Newron, FDA

Newron: FDA hebt Entwicklungsstopp auf

04.07.2026 - 04:53:10 | boerse-global.de

FDA hebt klinischen Stopp für Newrons Schizophrenie-Medikament Evenamide auf. Analysten sehen Milliardenpotenzial, Aktie bleibt volatil.

Newron: FDA erlaubt Neustart der Evenamide-Studie in den USA
Newron - Ein pharmazeutisches Labor mit wissenschaftlichen Geräten und leuchtenden Datenpunkten, das Fortschritt in der medizinischen Forschung darstellt. 04.07.2026 - Bild: über boerse-global.de

Die FDA hat den klinischen Entwicklungsstopp für Newrons Schizophrenie-Kandidaten Evenamide wieder aufgehoben. Damit darf das italienische Biotech-Unternehmen die Patienten-Rekrutierung in den USA fortsetzen.

Protokoll-Änderungen nach Todesfall im April

Newron hatte die ENIGMA-TRS-2-Studie im April unterbrechen müssen. Ein Patient war in einer ausländischen Parallelstudie mit Evenamide gestorben. Die FDA verlangte daraufhin eine Überprüfung des Sicherheitsprotokolls.

Nach Verhandlungen mit der Behörde hat Newron nun Protokoll-Änderungen vorgelegt, die in den USA akzeptiert wurden. Die Anpassungen adressieren Sicherheitsbedenken, ohne die Wirksamkeitsprüfung des Medikaments zu beeinträchtigen.

Für Newron ist das mehr als ein formeller Schritt. Der US-Markt ist das Primärziel für Evenamide. Ohne FDA-Freigabe wäre das gesamte Zulassungsprojekt gefährdet gewesen.

Analysten erwarten Milliarden-Potenzial

Mit dem regulatorischen Fahrplan klarer, wagen Analysten neue Prognosen.

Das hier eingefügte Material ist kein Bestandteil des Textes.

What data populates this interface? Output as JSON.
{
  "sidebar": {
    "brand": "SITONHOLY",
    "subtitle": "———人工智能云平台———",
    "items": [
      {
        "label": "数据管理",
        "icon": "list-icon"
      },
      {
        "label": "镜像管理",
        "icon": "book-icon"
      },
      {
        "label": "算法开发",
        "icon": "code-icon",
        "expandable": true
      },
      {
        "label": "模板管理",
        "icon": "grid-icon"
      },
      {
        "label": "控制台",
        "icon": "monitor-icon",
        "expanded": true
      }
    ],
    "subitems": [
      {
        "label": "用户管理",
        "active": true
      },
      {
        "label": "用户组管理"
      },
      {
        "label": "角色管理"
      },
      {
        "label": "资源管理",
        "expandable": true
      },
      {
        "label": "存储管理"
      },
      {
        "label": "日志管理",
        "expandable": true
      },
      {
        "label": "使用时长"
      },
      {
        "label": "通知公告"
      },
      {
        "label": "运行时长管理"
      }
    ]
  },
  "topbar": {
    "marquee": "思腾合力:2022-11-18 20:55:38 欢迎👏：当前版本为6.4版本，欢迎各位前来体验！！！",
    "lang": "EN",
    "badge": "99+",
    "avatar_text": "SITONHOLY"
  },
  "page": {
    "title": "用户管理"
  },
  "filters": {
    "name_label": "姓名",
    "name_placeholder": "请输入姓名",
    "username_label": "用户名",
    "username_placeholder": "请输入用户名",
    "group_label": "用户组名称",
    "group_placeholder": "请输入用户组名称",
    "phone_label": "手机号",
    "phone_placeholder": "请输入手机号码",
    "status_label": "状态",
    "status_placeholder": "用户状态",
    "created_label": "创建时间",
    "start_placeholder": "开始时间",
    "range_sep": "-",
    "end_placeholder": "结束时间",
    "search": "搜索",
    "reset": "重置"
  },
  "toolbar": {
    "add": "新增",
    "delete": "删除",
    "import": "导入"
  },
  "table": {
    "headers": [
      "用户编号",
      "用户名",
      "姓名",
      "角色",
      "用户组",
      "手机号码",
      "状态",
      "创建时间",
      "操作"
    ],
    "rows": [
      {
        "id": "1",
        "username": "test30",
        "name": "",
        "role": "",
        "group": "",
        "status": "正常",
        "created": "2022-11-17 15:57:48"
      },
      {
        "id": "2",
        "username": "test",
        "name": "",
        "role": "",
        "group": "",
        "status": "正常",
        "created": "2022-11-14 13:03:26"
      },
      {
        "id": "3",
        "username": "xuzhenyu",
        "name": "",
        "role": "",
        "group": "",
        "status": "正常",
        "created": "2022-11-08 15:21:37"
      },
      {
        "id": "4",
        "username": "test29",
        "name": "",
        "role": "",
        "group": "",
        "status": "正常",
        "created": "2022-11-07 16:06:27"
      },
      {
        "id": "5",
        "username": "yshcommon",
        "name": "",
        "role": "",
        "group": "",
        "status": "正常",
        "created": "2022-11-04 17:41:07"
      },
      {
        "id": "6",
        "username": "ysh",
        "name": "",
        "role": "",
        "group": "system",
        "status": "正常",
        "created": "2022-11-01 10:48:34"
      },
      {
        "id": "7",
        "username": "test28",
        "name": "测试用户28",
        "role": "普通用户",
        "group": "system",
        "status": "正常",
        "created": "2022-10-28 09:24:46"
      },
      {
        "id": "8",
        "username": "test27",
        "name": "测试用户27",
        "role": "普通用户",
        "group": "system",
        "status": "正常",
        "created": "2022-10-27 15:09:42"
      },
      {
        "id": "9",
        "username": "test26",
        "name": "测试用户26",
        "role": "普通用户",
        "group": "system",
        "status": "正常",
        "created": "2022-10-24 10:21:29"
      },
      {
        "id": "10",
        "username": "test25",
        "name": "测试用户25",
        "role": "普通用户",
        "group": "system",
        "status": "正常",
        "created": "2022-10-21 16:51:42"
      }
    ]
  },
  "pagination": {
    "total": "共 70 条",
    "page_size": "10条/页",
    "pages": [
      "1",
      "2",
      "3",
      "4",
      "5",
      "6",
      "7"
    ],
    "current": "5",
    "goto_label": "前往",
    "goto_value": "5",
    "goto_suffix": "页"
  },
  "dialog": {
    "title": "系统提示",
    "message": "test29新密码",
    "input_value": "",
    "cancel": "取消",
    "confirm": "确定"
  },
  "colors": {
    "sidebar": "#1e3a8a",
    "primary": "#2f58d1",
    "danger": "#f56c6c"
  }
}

Die Research-Firma Edison modelliert für Evenamide Spitzenumsätze von rund 1,7 Milliarden Euro jährlich – realistisch ab 2034.

Voraussetzung: Evenamide erreicht den Markt wie geplant 2028. Das Medikament zielt auf Patienten, die auf Standard-Antipsychotika nicht ansprechen – ein Segment mit hohem medizinischem Bedarf und wenigen Alternativen.

Aktie: Stabilisierung nach freiem Fall

Die Newron-Aktie notierte am Freitag bei 13,50 Euro, ein Minus von 3,23 Prozent zum Vortag. Auf Wochensicht steht ein leichtes Plus von 1,50 Prozent.

Der Jahresverlauf bleibt jedoch desaströs: 49 Prozent Verlust seit Januar. Vom 52-Wochen-Hoch bei 34,15 Euro ist der Titel noch 60 Prozent entfernt. Immerhin: zum Jahrestief bei 7,16 Euro beträgt der Abstand 89 Prozent.

Der RSI von 45,9 signalisiert neutrale Dynamik. Der Kurs bleibt unter den gleitenden Durchschnitten – 6,6 Prozent unter der 50-Tage-Linie und 27 Prozent unter der 200-Tage-Linie. Die annualisierte Volatilität von 50 Prozent zeigt, wie riskant der Titel bleibt.

In den kommenden Monaten entscheidet das Tempo der US-Rekrutierung für die ENIGMA-TRS-2-Studie. Und die Frage, ob sich die Sicherheitsbedenken weiter ausräumen lassen.